Okay. On the quest of researching some non-Asian folk tale/myths to tempt my muse, I trooped upstairs to the library and broke out the source material: Edith Hamilton and Thomas Bulfinch for the Greek (and Roman) myths, and E.A. Wallis Budge for the Egyptian.
I really love Greek myths–I’m a purist, I much prefer the Greek ones to the Roman. But every re-telling/re-imagining concept I come up with is for an adult audience, not a younger one. I’ve done a couple Greek stories in the past, and they’re dark. Very, very dark. Not saying that kids can’t handle dark, after all, I read Oedipus Rex when I was twelve, but still . . .

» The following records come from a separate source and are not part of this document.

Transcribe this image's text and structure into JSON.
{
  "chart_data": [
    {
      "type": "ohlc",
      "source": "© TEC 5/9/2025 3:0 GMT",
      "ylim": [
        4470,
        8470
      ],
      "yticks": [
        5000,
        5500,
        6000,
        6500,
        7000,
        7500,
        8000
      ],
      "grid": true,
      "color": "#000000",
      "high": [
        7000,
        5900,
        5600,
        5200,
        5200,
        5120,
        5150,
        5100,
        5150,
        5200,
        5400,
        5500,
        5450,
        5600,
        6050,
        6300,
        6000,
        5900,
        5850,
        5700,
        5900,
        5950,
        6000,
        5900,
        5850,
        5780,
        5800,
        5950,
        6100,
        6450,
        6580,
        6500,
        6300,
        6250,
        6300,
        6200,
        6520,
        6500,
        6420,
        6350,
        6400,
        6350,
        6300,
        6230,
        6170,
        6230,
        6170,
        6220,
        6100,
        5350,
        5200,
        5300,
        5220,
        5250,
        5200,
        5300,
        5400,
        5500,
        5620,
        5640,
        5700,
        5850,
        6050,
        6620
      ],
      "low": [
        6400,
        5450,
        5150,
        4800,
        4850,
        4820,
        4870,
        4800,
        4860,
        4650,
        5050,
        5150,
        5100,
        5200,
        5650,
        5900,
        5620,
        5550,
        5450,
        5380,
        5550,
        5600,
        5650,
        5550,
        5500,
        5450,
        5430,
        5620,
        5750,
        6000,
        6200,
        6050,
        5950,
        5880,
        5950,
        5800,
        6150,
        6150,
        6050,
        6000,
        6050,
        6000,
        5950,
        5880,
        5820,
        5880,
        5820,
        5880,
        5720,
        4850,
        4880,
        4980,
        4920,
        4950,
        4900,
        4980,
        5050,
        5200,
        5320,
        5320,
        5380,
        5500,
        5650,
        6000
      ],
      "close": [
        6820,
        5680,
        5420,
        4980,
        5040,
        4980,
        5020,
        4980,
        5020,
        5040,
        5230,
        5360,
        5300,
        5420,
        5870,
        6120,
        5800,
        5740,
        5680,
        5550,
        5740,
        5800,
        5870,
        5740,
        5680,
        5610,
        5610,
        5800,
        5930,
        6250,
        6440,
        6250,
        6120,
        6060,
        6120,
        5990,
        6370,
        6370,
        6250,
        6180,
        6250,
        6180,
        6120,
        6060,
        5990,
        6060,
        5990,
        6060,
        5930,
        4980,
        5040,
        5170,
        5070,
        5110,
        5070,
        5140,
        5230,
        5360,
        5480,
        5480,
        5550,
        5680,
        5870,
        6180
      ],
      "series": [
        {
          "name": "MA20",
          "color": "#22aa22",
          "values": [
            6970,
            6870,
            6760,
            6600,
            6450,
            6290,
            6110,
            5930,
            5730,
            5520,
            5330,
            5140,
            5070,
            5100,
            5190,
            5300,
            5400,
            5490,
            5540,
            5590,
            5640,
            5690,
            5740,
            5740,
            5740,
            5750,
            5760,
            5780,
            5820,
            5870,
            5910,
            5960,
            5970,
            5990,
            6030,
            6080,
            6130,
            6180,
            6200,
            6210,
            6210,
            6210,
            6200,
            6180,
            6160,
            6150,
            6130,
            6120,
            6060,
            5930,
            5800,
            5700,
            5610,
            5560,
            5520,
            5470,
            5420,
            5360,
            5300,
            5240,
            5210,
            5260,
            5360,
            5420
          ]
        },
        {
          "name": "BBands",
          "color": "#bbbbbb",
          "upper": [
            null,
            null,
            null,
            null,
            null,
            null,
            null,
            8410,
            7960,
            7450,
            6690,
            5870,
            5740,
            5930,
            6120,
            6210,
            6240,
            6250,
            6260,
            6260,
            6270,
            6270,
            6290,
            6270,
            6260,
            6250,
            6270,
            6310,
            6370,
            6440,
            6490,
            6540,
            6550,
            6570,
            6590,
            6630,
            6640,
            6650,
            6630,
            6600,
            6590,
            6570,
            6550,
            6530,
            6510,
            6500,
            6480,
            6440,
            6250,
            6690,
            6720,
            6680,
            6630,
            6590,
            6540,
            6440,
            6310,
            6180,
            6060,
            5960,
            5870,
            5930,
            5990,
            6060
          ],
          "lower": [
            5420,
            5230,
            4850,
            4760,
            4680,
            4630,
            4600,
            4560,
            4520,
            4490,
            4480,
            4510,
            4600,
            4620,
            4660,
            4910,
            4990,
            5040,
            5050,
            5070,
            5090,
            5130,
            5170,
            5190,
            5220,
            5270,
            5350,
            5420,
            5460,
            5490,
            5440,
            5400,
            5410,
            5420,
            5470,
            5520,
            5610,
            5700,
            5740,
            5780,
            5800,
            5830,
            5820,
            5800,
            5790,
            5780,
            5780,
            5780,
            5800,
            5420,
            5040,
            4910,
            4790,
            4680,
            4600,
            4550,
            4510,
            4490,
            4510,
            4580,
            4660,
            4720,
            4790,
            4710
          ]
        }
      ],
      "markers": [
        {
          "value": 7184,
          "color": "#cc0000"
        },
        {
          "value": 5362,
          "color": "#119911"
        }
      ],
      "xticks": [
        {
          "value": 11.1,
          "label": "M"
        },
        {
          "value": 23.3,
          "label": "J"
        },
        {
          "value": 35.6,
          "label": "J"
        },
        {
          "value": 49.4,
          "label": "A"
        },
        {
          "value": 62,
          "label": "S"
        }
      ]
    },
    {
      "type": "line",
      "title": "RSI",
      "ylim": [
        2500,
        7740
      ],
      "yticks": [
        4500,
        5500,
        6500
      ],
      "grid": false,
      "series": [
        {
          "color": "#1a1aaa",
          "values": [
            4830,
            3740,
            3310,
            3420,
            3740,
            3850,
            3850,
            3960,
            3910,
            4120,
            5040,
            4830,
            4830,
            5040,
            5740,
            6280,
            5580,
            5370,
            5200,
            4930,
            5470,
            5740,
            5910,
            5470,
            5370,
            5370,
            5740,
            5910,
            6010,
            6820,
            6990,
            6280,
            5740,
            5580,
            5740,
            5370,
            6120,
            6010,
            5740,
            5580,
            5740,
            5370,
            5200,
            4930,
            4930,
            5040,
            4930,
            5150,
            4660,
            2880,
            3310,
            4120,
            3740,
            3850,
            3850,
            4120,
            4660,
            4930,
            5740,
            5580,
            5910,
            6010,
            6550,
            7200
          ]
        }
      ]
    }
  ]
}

So I closed the Bulfinch’s and started in on the Budge’s. The Egyptian myths just aren’t gelling. They don’t suck me in the way a story needs to in order for it to tempt me to recreate it, to give it my own voice and spin. It could be Budge’s tone, which is very true to the translation and extremely dry. On one side of the text are the actual hieroglyphics, and on the other is the literal English translation. Not the best storytelling format, although can’t fault his rigid adherence to academic accuracy.
So I went back to the Asian myths. Yup. Within moments, I found myself snagged by the concept of the Kitchen God and his story. That sent me off on another research branch, and my imagination started fizzing.
I’m also starting to itch to get back to the novel. Hope that bodes good things for this week.